Letter XLIII: To the Printer of the Public Advertiser; 6 February 1771

[180] SIR

I hope your correspondent, Junius, is better employed than in answering or reading the criticisms of a newspaper. This is a task, from which, if he were inclined to submit to it, his friends ought to relieve him. Upon this principle, I shall undertake to answer Anti-Junius, more, I believe, to his conviction, than to his satisfaction. Not daring to attack the main body of Junius's last letter, he triumphs in having, as he thinks, surprised an out-post, and cut off a detached argument, a mere straggling proposition. But even in this petty warfare he shall find himself defeated.

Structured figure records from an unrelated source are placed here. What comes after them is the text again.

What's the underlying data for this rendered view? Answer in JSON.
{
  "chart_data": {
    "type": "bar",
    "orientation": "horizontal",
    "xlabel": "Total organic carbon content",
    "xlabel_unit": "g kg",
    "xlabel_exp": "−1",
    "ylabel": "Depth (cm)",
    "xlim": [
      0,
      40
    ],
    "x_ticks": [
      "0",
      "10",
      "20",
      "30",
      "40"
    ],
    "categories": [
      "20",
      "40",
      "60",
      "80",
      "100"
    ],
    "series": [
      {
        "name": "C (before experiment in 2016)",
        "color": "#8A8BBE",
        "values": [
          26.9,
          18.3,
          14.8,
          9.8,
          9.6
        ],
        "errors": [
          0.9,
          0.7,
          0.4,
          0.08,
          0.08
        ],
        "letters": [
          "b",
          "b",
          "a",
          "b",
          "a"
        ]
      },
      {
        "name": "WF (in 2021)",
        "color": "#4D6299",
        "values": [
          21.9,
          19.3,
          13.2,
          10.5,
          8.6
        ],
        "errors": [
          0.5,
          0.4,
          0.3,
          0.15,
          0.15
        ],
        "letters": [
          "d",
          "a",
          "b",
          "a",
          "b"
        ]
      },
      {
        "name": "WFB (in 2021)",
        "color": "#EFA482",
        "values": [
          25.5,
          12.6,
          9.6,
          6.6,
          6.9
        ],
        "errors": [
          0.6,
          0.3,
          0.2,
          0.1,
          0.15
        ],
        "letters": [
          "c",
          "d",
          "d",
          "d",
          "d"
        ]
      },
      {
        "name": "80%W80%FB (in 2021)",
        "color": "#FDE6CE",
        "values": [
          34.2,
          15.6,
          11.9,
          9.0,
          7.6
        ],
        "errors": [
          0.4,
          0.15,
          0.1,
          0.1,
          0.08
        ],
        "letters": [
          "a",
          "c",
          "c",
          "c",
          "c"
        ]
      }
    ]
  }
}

Junius does not speak of the Spanish nation as the natural enemies of England; he applies that description, with the strictest truth and justice, to the Spanish court. From the moment when a prince of the house of Bourbon ascended that throne, their whole system of government was inverted, and became hostile to this country. Unity of possession introduced a unity of politics; and Louis the Fourteenth had reason, when he said to his grandson, "The Pyrenees are removed." The history of the present century is one continued confirmation of the prophecy.

The assertion, "That violence and oppression at home can only be supported by treachery and submission abroad," is applied to a free people, whose rights are invaded, not to the government of a country, where despotic or absolute power is confessedly vested in the prince; and, with this application, the assertion is true. An absolute monarch, having no points to carry at home, will naturally maintain the honour of his crown in all his transactions with foreign powers. But, if we could suppose the sovereign of a free nation possessed with a design to make himself absolute, he would be inconsistent with himself, if he suffered his projects to be interrupted or embarrassed by a foreign war, unless that war tended, as in some cases it might, to promote his principal design. Of the three [181] exceptions to this general rule of conduct, (quoted by Anti-Junius,) that of Oliver Cromwell is the only one in point. Harry the Eighth, by the submission of his parliament, was as absolute a prince as Louis the Fourteenth. Queen Elizabeth's government was not oppressive to the people, and as to her foreign wars, it ought to be considered, that they were unavoidable. The national honour was not in question: she was compelled to fight in defence of her own person, and of her title to the crown. In the common cause of selfish policy, Oliver Cromwell should have cultivated the friendship of foreign powers, or, at least, have avoided disputes with them, the better to establish his tyranny at home. Had he been only a bad man, he would have sacrificed the honour of the nation to the success of his domestic policy. But, with all his crimes, he had the spirit of an Englishman. The conduct of such a man must always be an exception to vulgar rules. He had abilities sufficient to reconcile contradictions, and to make a great nation, at the same moment, unhappy and formidable. If it were not for the respect I bear the minister, I could name a man, who, without one grain of understanding, can do half as much as Oliver Cromwell.

Whether or no there be a secret system in the closet, and what may be the object of it, are questions which can only be determined by appearances, and on which every man must decide for himself.

The whole plan of Junius's letter proves, that he himself makes no distinction between the real honour of the crown and the real interest of the people. In the climax to which your correspondent objects, Junius adopts the language of the court, and, by that conformity, gives strength to his argument. He says that "the king has not only sacrificed the interest of his people, but (what was likely to touch him more nearly) his personal reputation, and the dignity of his crown."

The queries put by Anti-Junius can only be answered by the ministry. Abandoned as they are, I fancy they will not confess, that they have, for so many years, maintained possession of another man's property. After admitting the assertion of the ministry, viz. "That the Spaniards had no rightful claim," and after justifying them for saying so, it is his business, not mine, to give us [182] some good reason for their "suffering the pretensions of Spain to be a subject of negotiation." He admits the facts; let him reconcile them if he can.

The last paragraph brings us back to the original question, Whether the Spanish declaration contains such a satisfaction as the king of Great Britain ough to have accepted? This was the field upon which he ought to have encountered Junius openly and fairly. But here he leaves the argument, as no longer defensible. I shall, therefore, conclude with one general admonition to my fellow subjects; that, when they hear these matters debated, they should not suffer themselves to be misled by general declamations upon the conveniences of peace, or the miseries of. war. Between peace and war abstractedly, there is not, there cannot, be a question, in the mind of a rational being. The real questions are, "Have we any security that the peace we have so dearly purchased will last a twelvemonth?" and if not, "Have we, or have we not, sacrificed the fairest opportunity of making war with advantage?"